Bruno : Les castors ont été ramenés en Belgique par certains écolos “fondamentalistes”, dont un monsieur qui s’appelait Olivier Rubbers (2). Il les a ramenés dans la région de Gedinne et Bièvre dix ans avant qu’ils n’arrivent à Chevetogne. “Bièvre”, cela vient d’ailleurs du radical celte “beaver”, qui veut dire castor en anglais. Donc tous les noms qui incluent cette racine (comme Beveren en Flandres) témoignent de la présence des castors autrefois dans nos régions. Avant le XIXème, dans certains coins, c’était même un animal très commun. Et Bièvre est à vingt-cinq kilomètres de Chevetogne.

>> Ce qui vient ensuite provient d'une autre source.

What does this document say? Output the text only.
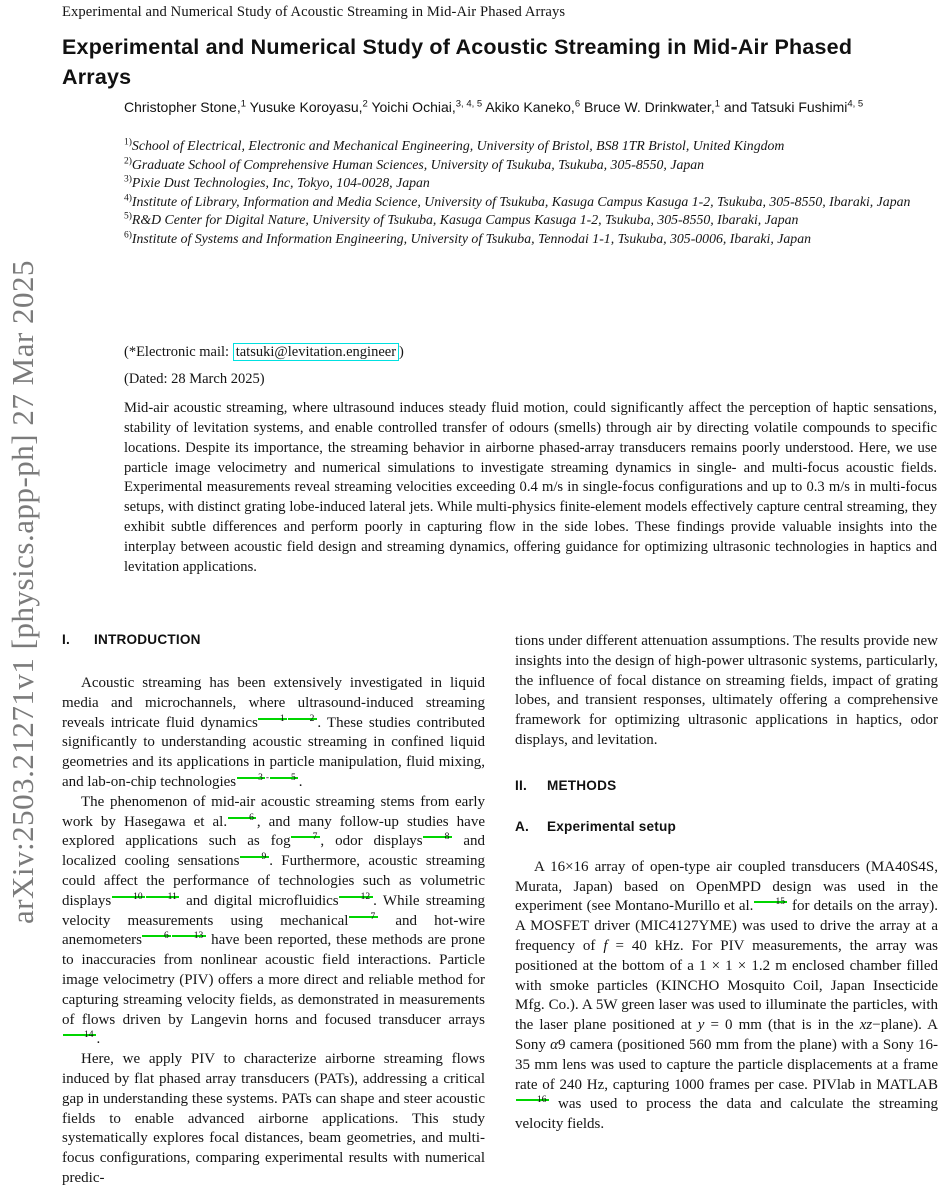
Experimental and Numerical Study of Acoustic Streaming in Mid-Air Phased Arrays
arXiv:2503.21271v1 [physics.app-ph] 27 Mar 2025
Experimental and Numerical Study of Acoustic Streaming in Mid-Air Phased Arrays
Christopher Stone,$^1$ Yusuke Koroyasu,$^2$ Yoichi Ochiai,$^{3, 4, 5}$ Akiko Kaneko,$^6$ Bruce W. Drinkwater,$^1$ and Tatsuki Fushimi$^{4, 5}$
$^{1)}$School of Electrical, Electronic and Mechanical Engineering, University of Bristol, BS8 1TR Bristol, United Kingdom
$^{2)}$Graduate School of Comprehensive Human Sciences, University of Tsukuba, Tsukuba, 305-8550, Japan
$^{3)}$Pixie Dust Technologies, Inc, Tokyo, 104-0028, Japan
$^{4)}$Institute of Library, Information and Media Science, University of Tsukuba, Kasuga Campus Kasuga 1-2, Tsukuba, 305-8550, Ibaraki, Japan
$^{5)}$R&D Center for Digital Nature, University of Tsukuba, Kasuga Campus Kasuga 1-2, Tsukuba, 305-8550, Ibaraki, Japan
$^{6)}$Institute of Systems and Information Engineering, University of Tsukuba, Tennodai 1-1, Tsukuba, 305-0006, Ibaraki, Japan
(*Electronic mail: tatsuki@levitation.engineer )
(Dated: 28 March 2025)
Mid-air acoustic streaming, where ultrasound induces steady fluid motion, could significantly affect the perception of haptic sensations, stability of levitation systems, and enable controlled transfer of odours (smells) through air by directing volatile compounds to specific locations. Despite its importance, the streaming behavior in airborne phased-array transducers remains poorly understood. Here, we use particle image velocimetry and numerical simulations to investigate streaming dynamics in single- and multi-focus acoustic fields. Experimental measurements reveal streaming velocities exceeding 0.4 m/s in single-focus configurations and up to 0.3 m/s in multi-focus setups, with distinct grating lobe-induced lateral jets. While multi-physics finite-element models effectively capture central streaming, they exhibit subtle differences and perform poorly in capturing flow in the side lobes. These findings provide valuable insights into the interplay between acoustic field design and streaming dynamics, offering guidance for optimizing ultrasonic technologies in haptics and levitation applications.
I. INTRODUCTION

Acoustic streaming has been extensively investigated in liquid media and microchannels, where ultrasound-induced streaming reveals intricate fluid dynamics $^{1 2}$ . These studies contributed significantly to understanding acoustic streaming in confined liquid geometries and its applications in particle manipulation, fluid mixing, and lab-on-chip technologies $^{3 - 5}$ .

The phenomenon of mid-air acoustic streaming stems from early work by Hasegawa et al. $^6$ , and many follow-up studies have explored applications such as fog $^7$ , odor displays $^8$ and localized cooling sensations $^9$ . Furthermore, acoustic streaming could affect the performance of technologies such as volumetric displays $^{10 11}$ and digital microfluidics $^{12}$ . While streaming velocity measurements using mechanical $^7$ and hot-wire anemometers $^{6 13}$ have been reported, these methods are prone to inaccuracies from nonlinear acoustic field interactions. Particle image velocimetry (PIV) offers a more direct and reliable method for capturing streaming velocity fields, as demonstrated in measurements of flows driven by Langevin horns and focused transducer arrays$^{14}$ .

Here, we apply PIV to characterize airborne streaming flows induced by flat phased array transducers (PATs), addressing a critical gap in understanding these systems. PATs can shape and steer acoustic fields to enable advanced airborne applications. This study systematically explores focal distances, beam geometries, and multi-focus configurations, comparing experimental results with numerical predic-

tions under different attenuation assumptions. The results provide new insights into the design of high-power ultrasonic systems, particularly, the influence of focal distance on streaming fields, impact of grating lobes, and transient responses, ultimately offering a comprehensive framework for optimizing ultrasonic applications in haptics, odor displays, and levitation.

II. METHODS
A. Experimental setup

A 16×16 array of open-type air coupled transducers (MA40S4S, Murata, Japan) based on OpenMPD design was used in the experiment (see Montano-Murillo et al. $^{15}$ for details on the array). A MOSFET driver (MIC4127YME) was used to drive the array at a frequency of f = 40 kHz. For PIV measurements, the array was positioned at the bottom of a 1 × 1 × 1.2 m enclosed chamber filled with smoke particles (KINCHO Mosquito Coil, Japan Insecticide Mfg. Co.). A 5W green laser was used to illuminate the particles, with the laser plane positioned at y = 0 mm (that is in the xz−plane). A Sony α9 camera (positioned 560 mm from the plane) with a Sony 16-35 mm lens was used to capture the particle displacements at a frame rate of 240 Hz, capturing 1000 frames per case. PIVlab in MATLAB$^{16}$ was used to process the data and calculate the streaming velocity fields.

Claude: Il y a un réseau hydrographique qui les relie ?
Bruno: Évidemment. Mais à partir du moment où ce n’était pas le “castor canadensis“, mais le “castor fiber“, d’origine européenne, les Eaux et Forêts ont été obligées de les accepter. Espèce protégée. Alors qu’ils y étaient tout à fait opposés au départ. Ils ont même attaqué Olivier Rubbers en justice, et il a dû vendre sa maison pour payer sa défense !

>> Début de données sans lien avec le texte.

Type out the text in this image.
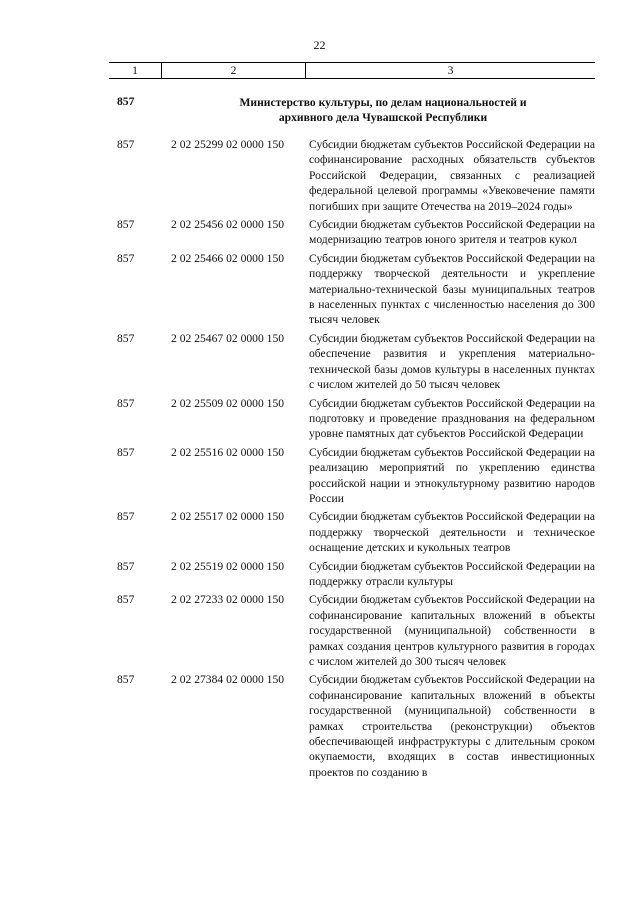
22
1	2	3
857	Министерство культуры, по делам национальностей и архивного дела Чувашской Республики
857	2 02 25299 02 0000 150	Субсидии бюджетам субъектов Российской Федерации на софинансирование расходных обязательств субъектов Российской Федерации, связанных с реализацией федеральной целевой программы «Увековечение памяти погибших при защите Отечества на 2019–2024 годы»
857	2 02 25456 02 0000 150	Субсидии бюджетам субъектов Российской Федерации на модернизацию театров юного зрителя и театров кукол
857	2 02 25466 02 0000 150	Субсидии бюджетам субъектов Российской Федерации на поддержку творческой деятельности и укрепление материально-технической базы муниципальных театров в населенных пунктах с численностью населения до 300 тысяч человек
857	2 02 25467 02 0000 150	Субсидии бюджетам субъектов Российской Федерации на обеспечение развития и укрепления материально-технической базы домов культуры в населенных пунктах с числом жителей до 50 тысяч человек
857	2 02 25509 02 0000 150	Субсидии бюджетам субъектов Российской Федерации на подготовку и проведение празднования на федеральном уровне памятных дат субъектов Российской Федерации
857	2 02 25516 02 0000 150	Субсидии бюджетам субъектов Российской Федерации на реализацию мероприятий по укреплению единства российской нации и этнокультурному развитию народов России
857	2 02 25517 02 0000 150	Субсидии бюджетам субъектов Российской Федерации на поддержку творческой деятельности и техническое оснащение детских и кукольных театров
857	2 02 25519 02 0000 150	Субсидии бюджетам субъектов Российской Федерации на поддержку отрасли культуры
857	2 02 27233 02 0000 150	Субсидии бюджетам субъектов Российской Федерации на софинансирование капитальных вложений в объекты государственной (муниципальной) собственности в рамках создания центров культурного развития в городах с числом жителей до 300 тысяч человек
857	2 02 27384 02 0000 150	Субсидии бюджетам субъектов Российской Федерации на софинансирование капитальных вложений в объекты государственной (муниципальной) собственности в рамках строительства (реконструкции) объектов обеспечивающей инфраструктуры с длительным сроком окупаемости, входящих в состав инвестиционных проектов по созданию в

Avec l’appui de la communauté scientifique, on a fini par faire admettre que le castor avait sa place en Belgique. Mais le débat n’est pas fini, puisqu’on sort d’une période où ceux qui faisaient la loi, en Ardennes, c’étaient les chasseurs et les exploitants forestiers. Et évidemment, quand tu as une exploitation forestière en bordure de rivière, le castor, il te nique tout jusqu’à vingt mètres, ça c’est sûr. Mais grâce à ses barrages sur les ruisseaux, en recréant des zones inondables, le castor lutte contre le stress hydrique, et crée de larges zones humides où l’eau stagne et peut progressivement s’infiltrer dans la terre pour alimenter les nappes phréatiques. Ces barrages et ces zones régulent aussi les cours d’eau en période de crue.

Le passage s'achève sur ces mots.